ERISA Class Action Defense Cases–Lanfear v. Home Depot: Eleventh Circuit Reverses Dismissal Of ERISA Class Action Holding District Court Had Subject-Matter Jurisdiction Because Class Action Sought Benefits Not Damages

Aug 7, 2008 | By: Michael J. Hassen

Class Action Complaint for Breach of Fiduciary Duty Regarding the Diminution of Value of a Defined Contribution Retirement Plan States a Claim for Benefits under ERISA Eleventh Circuit Holds, Requiring Reversal of District Court Dismissal of ERISA Class Action

Plaintiffs filed a class action against their former employer, Home Depot, and certain of its officers and directors, alleging breach of fiduciary duty under ERISA (Employee Retirement Income Security Act of 1974); the class action complaint alleged that plaintiffs received benefit payments under a defined contribution retirement plan, but “that the payment were less than they should have been” because defendants had engaged in conduct that “artificially inflated the value of Home Depot stock.” Lanfear v. Home Depot, Inc., ___ F.3d ___ (11th Cir. July 31, 2008) [Slip Opn., at 1, 4]. Defense attorneys moved to dismiss the class action claim for lack of subject-matter jurisdiction because (1) the class action sought “damages,” not “benefits,” and (2) plaintiffs were not “participants” entitled to sue for breach of fiduciary duty. Id., at 1. The district court agreed and dismissed the class action complaint, id. Additionally, none of the class action plaintiffs pursued administrative remedies before filing the complaint, id., at 5; accordingly, the federal court alternatively concluded that plaintiffs failed to exhaust their administrative remedies, id., at 2, but the court did not rule on the impact of that failure on the class action complaint – specifically, “the district court did not decide whether it should dismiss the complaint without prejudice on that ground or stay the action to allow the former employees to pursue their administrative remedies,” id., at 2-3. The Eleventh Circuit affirmed in part, reversed in part, and remanded the class action for further consideration by the district court.

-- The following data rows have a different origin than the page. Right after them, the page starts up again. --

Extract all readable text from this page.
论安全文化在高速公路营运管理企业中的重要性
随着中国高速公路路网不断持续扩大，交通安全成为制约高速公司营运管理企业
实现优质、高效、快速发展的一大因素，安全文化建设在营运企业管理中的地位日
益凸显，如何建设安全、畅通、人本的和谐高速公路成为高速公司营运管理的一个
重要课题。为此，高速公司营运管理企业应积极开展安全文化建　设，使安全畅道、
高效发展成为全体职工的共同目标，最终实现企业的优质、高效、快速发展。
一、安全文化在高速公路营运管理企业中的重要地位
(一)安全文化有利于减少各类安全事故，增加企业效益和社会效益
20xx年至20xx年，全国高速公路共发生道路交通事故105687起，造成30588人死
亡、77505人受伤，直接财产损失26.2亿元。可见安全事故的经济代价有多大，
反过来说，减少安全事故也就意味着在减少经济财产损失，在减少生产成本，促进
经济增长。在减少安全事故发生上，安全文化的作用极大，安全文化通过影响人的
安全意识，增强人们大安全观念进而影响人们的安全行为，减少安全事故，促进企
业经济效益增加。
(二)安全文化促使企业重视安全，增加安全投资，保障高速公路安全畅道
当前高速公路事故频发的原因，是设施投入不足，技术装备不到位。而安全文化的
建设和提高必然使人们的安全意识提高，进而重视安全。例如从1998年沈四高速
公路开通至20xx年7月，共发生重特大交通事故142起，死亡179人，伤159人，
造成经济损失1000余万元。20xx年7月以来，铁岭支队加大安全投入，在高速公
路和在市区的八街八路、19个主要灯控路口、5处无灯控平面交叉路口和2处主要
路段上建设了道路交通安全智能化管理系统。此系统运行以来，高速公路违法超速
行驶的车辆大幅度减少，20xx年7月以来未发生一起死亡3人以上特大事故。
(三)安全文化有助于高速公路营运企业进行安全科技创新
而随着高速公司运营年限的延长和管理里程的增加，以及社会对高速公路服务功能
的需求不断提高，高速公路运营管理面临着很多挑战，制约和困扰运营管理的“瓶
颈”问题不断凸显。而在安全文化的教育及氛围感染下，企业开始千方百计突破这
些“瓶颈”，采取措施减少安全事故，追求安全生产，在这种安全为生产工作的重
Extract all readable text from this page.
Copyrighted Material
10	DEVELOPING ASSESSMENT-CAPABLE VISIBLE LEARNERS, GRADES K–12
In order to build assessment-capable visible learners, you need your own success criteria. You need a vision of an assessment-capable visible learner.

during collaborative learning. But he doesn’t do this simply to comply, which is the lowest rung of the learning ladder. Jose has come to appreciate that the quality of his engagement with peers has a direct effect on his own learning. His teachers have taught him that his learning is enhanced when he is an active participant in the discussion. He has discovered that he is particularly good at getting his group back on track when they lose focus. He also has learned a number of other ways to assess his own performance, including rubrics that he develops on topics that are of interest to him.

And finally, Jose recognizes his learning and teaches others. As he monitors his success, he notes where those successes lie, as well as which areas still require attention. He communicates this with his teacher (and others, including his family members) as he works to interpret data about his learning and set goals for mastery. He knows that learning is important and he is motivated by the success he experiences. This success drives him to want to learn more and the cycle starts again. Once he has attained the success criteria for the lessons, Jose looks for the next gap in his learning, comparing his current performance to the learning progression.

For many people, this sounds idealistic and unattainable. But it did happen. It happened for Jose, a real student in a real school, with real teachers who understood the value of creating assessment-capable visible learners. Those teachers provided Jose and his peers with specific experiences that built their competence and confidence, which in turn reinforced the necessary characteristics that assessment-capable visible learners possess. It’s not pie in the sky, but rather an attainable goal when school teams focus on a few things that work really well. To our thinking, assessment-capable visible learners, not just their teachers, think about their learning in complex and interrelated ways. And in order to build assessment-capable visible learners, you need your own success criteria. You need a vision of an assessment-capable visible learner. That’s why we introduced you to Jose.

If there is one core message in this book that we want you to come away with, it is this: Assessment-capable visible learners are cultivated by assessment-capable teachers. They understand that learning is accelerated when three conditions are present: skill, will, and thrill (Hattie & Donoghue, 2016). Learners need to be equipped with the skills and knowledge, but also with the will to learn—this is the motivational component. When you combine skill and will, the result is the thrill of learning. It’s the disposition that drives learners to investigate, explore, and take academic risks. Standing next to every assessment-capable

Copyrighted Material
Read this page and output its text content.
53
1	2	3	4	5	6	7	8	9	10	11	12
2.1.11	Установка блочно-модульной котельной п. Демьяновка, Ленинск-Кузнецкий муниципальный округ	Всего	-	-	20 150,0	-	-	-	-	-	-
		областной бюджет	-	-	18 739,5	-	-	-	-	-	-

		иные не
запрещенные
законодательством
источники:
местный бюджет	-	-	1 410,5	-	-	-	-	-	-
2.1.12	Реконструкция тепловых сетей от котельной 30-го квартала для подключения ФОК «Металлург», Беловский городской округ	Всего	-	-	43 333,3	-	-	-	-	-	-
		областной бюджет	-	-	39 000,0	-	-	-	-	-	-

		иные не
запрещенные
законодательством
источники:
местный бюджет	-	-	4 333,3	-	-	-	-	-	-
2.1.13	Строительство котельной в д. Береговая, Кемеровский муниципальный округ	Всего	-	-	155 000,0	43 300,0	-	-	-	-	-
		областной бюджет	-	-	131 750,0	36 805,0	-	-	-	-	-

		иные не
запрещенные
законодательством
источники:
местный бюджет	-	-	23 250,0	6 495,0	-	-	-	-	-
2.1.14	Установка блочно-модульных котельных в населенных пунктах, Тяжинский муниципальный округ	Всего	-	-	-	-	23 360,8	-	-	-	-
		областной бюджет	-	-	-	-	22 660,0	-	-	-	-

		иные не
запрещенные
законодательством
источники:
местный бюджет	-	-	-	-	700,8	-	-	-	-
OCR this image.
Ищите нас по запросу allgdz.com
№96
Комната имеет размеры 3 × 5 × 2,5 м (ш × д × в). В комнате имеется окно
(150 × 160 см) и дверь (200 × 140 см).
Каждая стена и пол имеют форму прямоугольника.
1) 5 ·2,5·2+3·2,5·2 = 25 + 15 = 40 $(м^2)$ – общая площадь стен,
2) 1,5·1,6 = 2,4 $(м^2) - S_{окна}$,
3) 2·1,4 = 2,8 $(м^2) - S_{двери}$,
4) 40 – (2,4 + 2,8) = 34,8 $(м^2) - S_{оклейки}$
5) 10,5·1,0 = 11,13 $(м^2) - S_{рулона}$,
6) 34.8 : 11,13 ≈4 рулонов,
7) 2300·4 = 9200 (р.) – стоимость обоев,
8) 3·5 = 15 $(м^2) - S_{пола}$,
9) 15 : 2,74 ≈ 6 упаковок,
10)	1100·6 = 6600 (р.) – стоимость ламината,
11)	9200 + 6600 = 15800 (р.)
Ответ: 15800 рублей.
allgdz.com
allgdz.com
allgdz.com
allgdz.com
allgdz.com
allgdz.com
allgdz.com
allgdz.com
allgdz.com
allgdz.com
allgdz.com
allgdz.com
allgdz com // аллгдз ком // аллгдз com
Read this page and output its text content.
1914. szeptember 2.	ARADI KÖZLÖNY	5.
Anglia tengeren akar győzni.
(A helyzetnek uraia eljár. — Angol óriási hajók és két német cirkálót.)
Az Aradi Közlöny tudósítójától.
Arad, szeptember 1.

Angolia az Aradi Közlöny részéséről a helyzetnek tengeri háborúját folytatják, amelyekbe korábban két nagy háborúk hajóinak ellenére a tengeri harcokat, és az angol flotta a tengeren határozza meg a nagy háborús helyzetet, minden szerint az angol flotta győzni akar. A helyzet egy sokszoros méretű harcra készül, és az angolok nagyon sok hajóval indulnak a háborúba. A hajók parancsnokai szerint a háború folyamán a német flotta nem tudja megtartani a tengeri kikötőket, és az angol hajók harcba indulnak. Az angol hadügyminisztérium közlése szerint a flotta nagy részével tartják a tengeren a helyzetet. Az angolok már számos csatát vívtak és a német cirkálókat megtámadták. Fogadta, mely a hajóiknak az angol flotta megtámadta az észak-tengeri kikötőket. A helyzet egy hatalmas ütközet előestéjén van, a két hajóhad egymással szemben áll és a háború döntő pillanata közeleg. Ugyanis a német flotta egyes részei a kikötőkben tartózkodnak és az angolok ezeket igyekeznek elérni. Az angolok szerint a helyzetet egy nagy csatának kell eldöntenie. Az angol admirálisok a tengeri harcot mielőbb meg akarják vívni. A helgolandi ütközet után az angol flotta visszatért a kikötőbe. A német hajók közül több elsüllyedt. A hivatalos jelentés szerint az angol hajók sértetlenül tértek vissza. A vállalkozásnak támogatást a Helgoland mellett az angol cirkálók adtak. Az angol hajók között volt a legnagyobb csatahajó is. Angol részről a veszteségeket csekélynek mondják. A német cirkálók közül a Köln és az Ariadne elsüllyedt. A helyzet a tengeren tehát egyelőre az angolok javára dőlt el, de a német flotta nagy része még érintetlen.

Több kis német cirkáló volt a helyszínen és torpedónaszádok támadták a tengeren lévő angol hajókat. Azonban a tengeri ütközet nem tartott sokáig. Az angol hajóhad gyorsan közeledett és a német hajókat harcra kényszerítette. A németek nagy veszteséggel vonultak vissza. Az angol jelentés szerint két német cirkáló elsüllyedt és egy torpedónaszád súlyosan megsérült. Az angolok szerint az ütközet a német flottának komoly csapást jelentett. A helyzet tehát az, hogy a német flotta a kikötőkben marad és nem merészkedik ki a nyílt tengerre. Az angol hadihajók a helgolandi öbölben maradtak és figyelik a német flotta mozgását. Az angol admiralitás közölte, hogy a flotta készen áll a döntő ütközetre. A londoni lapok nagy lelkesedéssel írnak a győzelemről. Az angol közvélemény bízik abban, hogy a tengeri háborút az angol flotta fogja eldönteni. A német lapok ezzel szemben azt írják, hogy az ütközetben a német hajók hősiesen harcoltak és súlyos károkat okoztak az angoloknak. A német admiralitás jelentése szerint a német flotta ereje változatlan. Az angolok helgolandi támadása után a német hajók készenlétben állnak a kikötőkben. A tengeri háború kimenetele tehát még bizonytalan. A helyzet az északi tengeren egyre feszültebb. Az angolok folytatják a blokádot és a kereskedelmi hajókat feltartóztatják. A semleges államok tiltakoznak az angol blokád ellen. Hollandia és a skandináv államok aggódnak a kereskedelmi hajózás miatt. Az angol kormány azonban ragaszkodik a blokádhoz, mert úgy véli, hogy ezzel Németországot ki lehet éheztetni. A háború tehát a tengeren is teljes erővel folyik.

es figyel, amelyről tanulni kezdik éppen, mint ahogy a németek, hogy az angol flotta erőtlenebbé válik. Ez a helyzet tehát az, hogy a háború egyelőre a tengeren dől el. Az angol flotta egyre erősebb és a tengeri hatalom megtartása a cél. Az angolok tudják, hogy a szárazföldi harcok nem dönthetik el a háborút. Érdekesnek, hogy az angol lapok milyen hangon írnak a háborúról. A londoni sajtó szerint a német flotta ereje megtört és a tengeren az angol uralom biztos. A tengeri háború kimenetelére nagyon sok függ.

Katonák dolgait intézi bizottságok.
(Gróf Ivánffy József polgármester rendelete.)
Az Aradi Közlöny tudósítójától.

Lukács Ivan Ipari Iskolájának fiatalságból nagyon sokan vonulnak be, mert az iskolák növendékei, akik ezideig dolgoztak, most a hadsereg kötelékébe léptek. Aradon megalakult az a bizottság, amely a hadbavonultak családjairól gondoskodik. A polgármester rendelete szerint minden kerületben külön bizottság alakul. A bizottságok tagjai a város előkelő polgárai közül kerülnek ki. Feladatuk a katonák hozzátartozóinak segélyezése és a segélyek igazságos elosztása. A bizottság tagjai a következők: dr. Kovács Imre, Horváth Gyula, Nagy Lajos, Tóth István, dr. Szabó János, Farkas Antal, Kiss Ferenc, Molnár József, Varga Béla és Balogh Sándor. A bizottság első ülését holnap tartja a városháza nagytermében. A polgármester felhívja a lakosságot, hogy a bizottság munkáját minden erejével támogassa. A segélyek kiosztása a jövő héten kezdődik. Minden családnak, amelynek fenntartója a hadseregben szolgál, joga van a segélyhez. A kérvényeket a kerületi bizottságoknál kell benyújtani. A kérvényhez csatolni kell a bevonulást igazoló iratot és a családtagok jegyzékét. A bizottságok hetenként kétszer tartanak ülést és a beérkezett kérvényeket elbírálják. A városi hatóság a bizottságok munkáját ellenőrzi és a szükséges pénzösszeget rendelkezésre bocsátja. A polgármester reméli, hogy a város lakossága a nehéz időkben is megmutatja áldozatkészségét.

The class action presented an issue of first impression in the Eleventh Circuit: “whether a complaint for breach of fiduciary duty regarding the diminution of value of a defined contribution retirement plan states a claim for benefits under [ERISA].” Lanfear, at 1. The Circuit Court explained that participant payments under a defined benefits plan are not affected by the value of the plan’s assets; however, participant payments under a defined contributions plan are so affected because “[t]he participant is entitled to the value of the assets in his account, whatever that value may be.” Id., at 4. According to the class action complaint, “Home Depot violated its fiduciary duty by allowing the plan to invest in Home Depot stock even though corporate officials were backdating stock options and making fraudulent transactions, which artificially inflated the value of Home Depot stock.” Id. The complaint sought to restore to the plan the losses allegedly suffered as a result of this conduct. Id., at 4-5.

The Eleventh Circuit began its analysis by observing that, under existing circuit authority, so long as plaintiffs have a “plausible” argument in support of their claim of fiduciary status, whether that fiduciary status exists goes to the merits of the case, not to subject-matter jurisdiction. Lanfear, at 7-8 (citation omitted). Because the class action plaintiffs had a plausible argument for their entitlement to sue for breach of fiduciary duty, the district court erred in dismissing the class action for lack of subject-matter jurisdiction. Id., at 8. The Circuit Court also held that plaintiffs were “participants” under ERISA because the class action complaint sought benefits, not damages. Id. But this determination turned on whether plaintiffs “have a colorable claim to vested benefits,” id., at 9, which itself turned on “the distinction between benefits and damages” because ERISA permits the recovery of benefits but does not permit the recovery of damages, id., at 9-10.

On this point, the district court had concluded – based on a Fifth Circuit case – that the class action complaint sought damages because it “did not seek a readily ascertainable amount that would directly effect a payment to the plaintiffs.” Lanfear, at 10. The Eleventh Circuit disagreed, noting that “[t]he Third, Sixth and Seventh Circuits have rejected the reasoning of the Fifth Circuit,” id., and agreeing with those sister circuits that “[a] complaint for the decrease in value of a defined contribution account due to a breach of fiduciary duty is not for damages because it is limited to the difference between the benefits actually received and the benefits that would have been received if the plan management had fulfilled its statutory obligations,” id., at 11. The Circuit Court held, therefore, that plaintiffs qualified as “participants” because their class action complaint sought benefits, not damages. Id.

However, the Eleventh Circuit agreed with the district court that plaintiffs had failed to exhaust their administrative remedies, and that they were required to do so. See Lanfear, at 12-16. But the district court failed to address the impact of this failure, id., at 16-17. Accordingly, the Circuit Court remanded the class action to the district for a determination, in the first instance, of whether to dismiss the complaint without prejudice, or to stay the class action while plaintiffs pursued their administrative remedies. Id., at 16-17.